Even if you don’t fully understand the code you’re looking at, in Haskell, you have a chance of maintaining it.

Conclusion

When people ask me, “What is it like using Haskell in production?” they usually want me to say something that will convince others to adopt Haskell. Or they want me to say how terrible it is.

The truth is that Haskell is a programming language and like many programming languages it has strengths and has had to make a lot of interesting trade offs and choices over the years of its existence. If there was nothing to complain about it wouldn’t be a very interesting language.

When I decided to join Mercury I was in a place where I had a hunch. I had been using Haskell for small one-off projects and tools at work for a little over a year. People kept telling me that Haskell is a research language and that you can’t write serious software in it. I had to curtail and restrict my use of functional programming to keep from upsetting my colleagues too much. Functional in the sheets, procedural in the streets was the way to go. But I was never satisfied not knowing for sure since I’d never actually had a chance to take functional programming to its limits. So my hunch was that this paradigm would greatly benefit enterprise software development.

I think that hunch was right.

I’ve been programming a long, long time. I started on an Amiga with BASIC and 680x0 assembly when I was a kid. Later, I learned C then Perl, PHP, Python, Common Lisp, Javascript… and eventually toyed around with OCaml and, finally, Haskell. Languages come and go. And which language you use doesn’t usually affect outcomes in ways you might think. Haskell doesn’t instantly make all of your problems go away. I was still working with payment systems in Perl in the 90s as I was working on card transaction processing and settlement in Haskell in 2025. There are fundamental aspects to problem solving that programming languages don’t have a profound effect on.
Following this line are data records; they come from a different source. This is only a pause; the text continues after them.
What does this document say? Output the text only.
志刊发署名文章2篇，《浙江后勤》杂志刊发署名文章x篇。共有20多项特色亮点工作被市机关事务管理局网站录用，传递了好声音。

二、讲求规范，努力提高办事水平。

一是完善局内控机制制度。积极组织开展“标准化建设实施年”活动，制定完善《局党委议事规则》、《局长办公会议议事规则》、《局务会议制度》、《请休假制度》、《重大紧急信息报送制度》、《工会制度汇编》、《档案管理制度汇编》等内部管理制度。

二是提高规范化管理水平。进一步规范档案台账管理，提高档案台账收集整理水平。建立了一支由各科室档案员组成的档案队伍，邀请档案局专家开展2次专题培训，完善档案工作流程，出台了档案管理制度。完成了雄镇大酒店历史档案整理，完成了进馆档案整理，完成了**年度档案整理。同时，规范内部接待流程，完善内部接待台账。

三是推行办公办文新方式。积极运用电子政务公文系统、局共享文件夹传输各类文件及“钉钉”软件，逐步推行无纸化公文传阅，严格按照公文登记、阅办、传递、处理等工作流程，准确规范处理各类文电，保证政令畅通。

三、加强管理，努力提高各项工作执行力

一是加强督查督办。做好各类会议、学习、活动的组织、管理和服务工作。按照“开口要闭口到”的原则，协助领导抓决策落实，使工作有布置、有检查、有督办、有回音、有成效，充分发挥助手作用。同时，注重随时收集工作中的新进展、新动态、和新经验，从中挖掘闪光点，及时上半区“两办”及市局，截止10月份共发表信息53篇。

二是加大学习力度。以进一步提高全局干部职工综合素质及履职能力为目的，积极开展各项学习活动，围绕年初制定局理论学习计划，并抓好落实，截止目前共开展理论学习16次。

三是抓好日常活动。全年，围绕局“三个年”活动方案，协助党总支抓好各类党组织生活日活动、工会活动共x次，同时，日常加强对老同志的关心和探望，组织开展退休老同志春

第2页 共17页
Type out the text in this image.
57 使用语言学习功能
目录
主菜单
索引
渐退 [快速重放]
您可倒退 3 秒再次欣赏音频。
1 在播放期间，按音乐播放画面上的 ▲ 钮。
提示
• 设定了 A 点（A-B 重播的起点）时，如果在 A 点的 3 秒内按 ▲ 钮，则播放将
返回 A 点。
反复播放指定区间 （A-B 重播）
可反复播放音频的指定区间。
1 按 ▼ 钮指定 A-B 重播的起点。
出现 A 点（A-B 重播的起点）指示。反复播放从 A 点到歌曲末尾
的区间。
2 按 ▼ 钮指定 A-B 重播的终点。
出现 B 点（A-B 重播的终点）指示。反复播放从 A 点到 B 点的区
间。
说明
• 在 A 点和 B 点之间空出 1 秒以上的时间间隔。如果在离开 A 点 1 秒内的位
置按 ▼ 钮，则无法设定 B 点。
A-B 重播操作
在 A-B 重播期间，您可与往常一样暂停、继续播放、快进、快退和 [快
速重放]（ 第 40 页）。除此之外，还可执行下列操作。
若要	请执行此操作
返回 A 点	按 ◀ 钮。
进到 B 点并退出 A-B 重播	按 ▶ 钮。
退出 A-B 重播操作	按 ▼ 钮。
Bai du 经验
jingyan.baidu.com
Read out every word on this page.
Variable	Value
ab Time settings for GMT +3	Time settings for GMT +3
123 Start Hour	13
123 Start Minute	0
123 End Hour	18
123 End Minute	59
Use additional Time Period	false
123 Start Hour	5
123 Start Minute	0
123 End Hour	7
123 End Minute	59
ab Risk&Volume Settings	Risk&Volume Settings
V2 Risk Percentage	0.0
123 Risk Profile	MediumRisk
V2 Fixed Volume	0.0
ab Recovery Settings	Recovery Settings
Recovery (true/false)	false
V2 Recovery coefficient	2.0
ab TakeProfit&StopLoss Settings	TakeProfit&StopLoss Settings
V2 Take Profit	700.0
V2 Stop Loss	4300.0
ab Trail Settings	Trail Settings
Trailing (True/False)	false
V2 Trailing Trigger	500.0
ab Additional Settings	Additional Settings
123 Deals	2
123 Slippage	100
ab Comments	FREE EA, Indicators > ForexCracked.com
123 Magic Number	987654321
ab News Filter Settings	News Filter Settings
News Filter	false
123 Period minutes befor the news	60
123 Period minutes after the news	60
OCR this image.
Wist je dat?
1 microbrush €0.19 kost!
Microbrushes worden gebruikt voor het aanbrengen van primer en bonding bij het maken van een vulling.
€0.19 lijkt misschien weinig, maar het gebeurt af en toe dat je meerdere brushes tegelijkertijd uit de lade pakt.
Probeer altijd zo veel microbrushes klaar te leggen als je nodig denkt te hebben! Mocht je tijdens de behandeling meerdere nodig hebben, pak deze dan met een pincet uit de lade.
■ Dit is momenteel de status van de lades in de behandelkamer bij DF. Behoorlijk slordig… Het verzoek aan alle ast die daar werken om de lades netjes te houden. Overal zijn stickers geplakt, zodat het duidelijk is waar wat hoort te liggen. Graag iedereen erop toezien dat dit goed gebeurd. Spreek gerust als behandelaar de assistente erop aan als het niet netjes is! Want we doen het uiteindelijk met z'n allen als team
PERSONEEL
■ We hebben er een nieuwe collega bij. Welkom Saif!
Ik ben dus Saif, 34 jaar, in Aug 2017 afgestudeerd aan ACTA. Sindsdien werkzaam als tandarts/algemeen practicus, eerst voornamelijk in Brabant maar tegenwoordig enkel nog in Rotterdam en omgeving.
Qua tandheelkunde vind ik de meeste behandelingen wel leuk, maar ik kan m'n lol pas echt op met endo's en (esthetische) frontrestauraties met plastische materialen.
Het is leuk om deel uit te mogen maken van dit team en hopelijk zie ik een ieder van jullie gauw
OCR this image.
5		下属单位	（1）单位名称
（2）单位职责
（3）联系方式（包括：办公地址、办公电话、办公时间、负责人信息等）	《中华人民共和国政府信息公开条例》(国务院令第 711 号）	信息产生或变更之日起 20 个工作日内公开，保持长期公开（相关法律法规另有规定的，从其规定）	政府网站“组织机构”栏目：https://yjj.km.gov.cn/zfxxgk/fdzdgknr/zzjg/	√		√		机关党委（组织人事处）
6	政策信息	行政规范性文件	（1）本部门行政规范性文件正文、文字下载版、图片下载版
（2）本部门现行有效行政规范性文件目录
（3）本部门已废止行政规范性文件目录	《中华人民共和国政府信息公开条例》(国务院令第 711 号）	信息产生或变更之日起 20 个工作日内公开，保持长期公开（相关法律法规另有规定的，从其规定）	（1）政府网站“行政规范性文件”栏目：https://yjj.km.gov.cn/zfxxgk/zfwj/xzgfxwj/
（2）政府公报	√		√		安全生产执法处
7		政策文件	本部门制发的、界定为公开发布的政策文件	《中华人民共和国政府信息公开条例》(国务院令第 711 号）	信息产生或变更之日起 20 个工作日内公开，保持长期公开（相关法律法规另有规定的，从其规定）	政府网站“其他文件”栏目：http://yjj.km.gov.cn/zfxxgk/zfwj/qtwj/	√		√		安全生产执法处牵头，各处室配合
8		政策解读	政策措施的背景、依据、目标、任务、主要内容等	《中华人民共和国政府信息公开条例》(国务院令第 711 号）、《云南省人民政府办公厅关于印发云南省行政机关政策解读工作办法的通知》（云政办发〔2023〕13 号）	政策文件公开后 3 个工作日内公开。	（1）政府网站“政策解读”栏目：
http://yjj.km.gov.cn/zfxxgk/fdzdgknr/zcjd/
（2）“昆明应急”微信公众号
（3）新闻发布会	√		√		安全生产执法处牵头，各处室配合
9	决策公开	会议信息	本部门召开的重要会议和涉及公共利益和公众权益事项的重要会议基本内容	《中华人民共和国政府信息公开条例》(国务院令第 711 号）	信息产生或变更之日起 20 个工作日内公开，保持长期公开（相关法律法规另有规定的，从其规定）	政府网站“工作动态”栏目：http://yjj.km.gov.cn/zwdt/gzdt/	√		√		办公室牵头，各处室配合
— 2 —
However, it does change the way you think about solving problems, if that makes sense. Before learning Haskell my exposure to algorithms and data structures has been largely procedural, like a recipe. Functional programming has opened my mind and exposed me to different ways of thinking about programs, their structure, and how to describe them. I’m still learning and it feels like the skill ceiling is quite high here.

In the end… should you adopt Haskell?

I think that depends. Will the people you work with enjoy it? Does it provide support to you for the kinds of problems you want to tackle? Choosing what language to use for a project has a lot of implications for you down the road. You just have to get there and look back to find out if it worked well for you.